After choosing, planning and explaining your youth group game. Now comes the fun bit. The bit where you actually get to play the game with your group.
Now you have already of course planned out how you will explain your game so this post is not going to cover that. No, this post is going to give you 3 top tips to use when you are actually running the game. Those three tips are:
- Use Effective Management Strategies
- Avoid the ‘C’ word
- Stop. Re-explain
Use Effective Management Strategies
When you’re running a youth group game, you need to ensure that you have effective management strategies in place so that you can control your youth group. Without control you will have chaos, and in the end chaos is no fun. As much as kids will initially think that running around doing whatever they want is fun, they will eventually get bored.
So you need management strategies to control your group. I’m not going to give an extensive list of management strategies and explain them all (note to self: write a series on management strategies for youth groups). Instead I’m going to give you some guidelines.
- Firstly, this is a youth group and not a classroom. You don’t need everyone to be silent all the time, but you do need to make sure that they are listening to everything that you say. If they’re not, they wont know how to play the game and will get bored.
- Secondly, create some type of signal that will get everyone’s attention. This could be something that you do or it could be something that is common throughout your youth group. It could be something as simple as clapping a pattern and expecting everyone to follow you. Or you could get creative and make it so that when you call out a phrase, your group must respond in kind. e.g. You say: “Whoa, we’re halfway there” and your group responds: “Whoa, livin’ on a prayer”. Be creative, you get the picture.

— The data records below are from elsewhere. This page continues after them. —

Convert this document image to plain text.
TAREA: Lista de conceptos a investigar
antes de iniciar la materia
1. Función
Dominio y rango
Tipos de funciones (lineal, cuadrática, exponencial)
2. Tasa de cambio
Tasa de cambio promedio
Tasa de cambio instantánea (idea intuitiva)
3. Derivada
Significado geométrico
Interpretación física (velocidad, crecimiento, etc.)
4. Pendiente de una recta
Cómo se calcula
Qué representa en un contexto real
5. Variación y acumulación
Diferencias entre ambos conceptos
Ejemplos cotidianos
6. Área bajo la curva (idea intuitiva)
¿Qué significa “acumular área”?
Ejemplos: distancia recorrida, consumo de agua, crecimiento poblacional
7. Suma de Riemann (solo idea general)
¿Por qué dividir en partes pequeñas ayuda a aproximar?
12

- Finally, make sure that you maintain respect of the kids in your group. If you have their respect they will listen to you. Hopefully this will be an attitude throughout your youth group where all kids respect all leaders. But I wanted to emphasise this point. The easiest way to manage a group is to ensure that they respect you.
Avoid the ‘C’ Word
When playing a game of any kind, everyone wants to push the rules for their advantage (especially those of us who can get a bit competitive). When this goes to far, people love to use the ‘C’ word and call others CHEATERS. It’s a good practice to try and get rid of this word from your youth groups vocabulary. And this comes straight from a loving attitude from the leaders.
However, you can help this attitude along. During the explanation for a game, and throughout the game itself, emphasise to the kids that you don’t want to hear anyone using the ‘C’ word. For a few reasons:
- You don’t want anyone cheating in the first place. Everyone should be aiming to have fun, and most importantly, should be helping others to have fun.
- It doesn’t help anyone when someone calls out a cheater. It just ruins the game. The better attitude to have is to ignore it. They are ruining the game for themselves and you will have much more fun if you don’t let them ruin it for you. However, if someone is constantly cheating and ruining the game. Encourage your kids to quietly tell a leader, rather than yelling it across a room.
- It’s not very nice. Being a cheater isn’t loving anyone and calling someone a cheating isn’t loving them either.
Encourage your group not to speak of the ‘C’ word, remove it from your youth groups vocabulary.
Although you may plan and plan and plan your game, and although you may think you’ve explained it perfectly, sometimes the game just doesn’t work the way you wanted it to. In this case, instead of letting the game flounder, STOP.
Stop the game.
Bring everyone back together and explain rules that you think need explanation. You may even add new rules or clarify existing ones. Do whatever you think needs to be done in order for the game to run smoothly.
If you don’t stop the game, everyone will get frustrated. Stopping the game is not admitting defeat. It’s changing tac, starting a new course and hoping that the new course will help you reach your goal. Whatever that may be.
I hope these 3 top tips have been helpful in thinking about how you’ll run your next youth group game. They have definitely served me well over the years!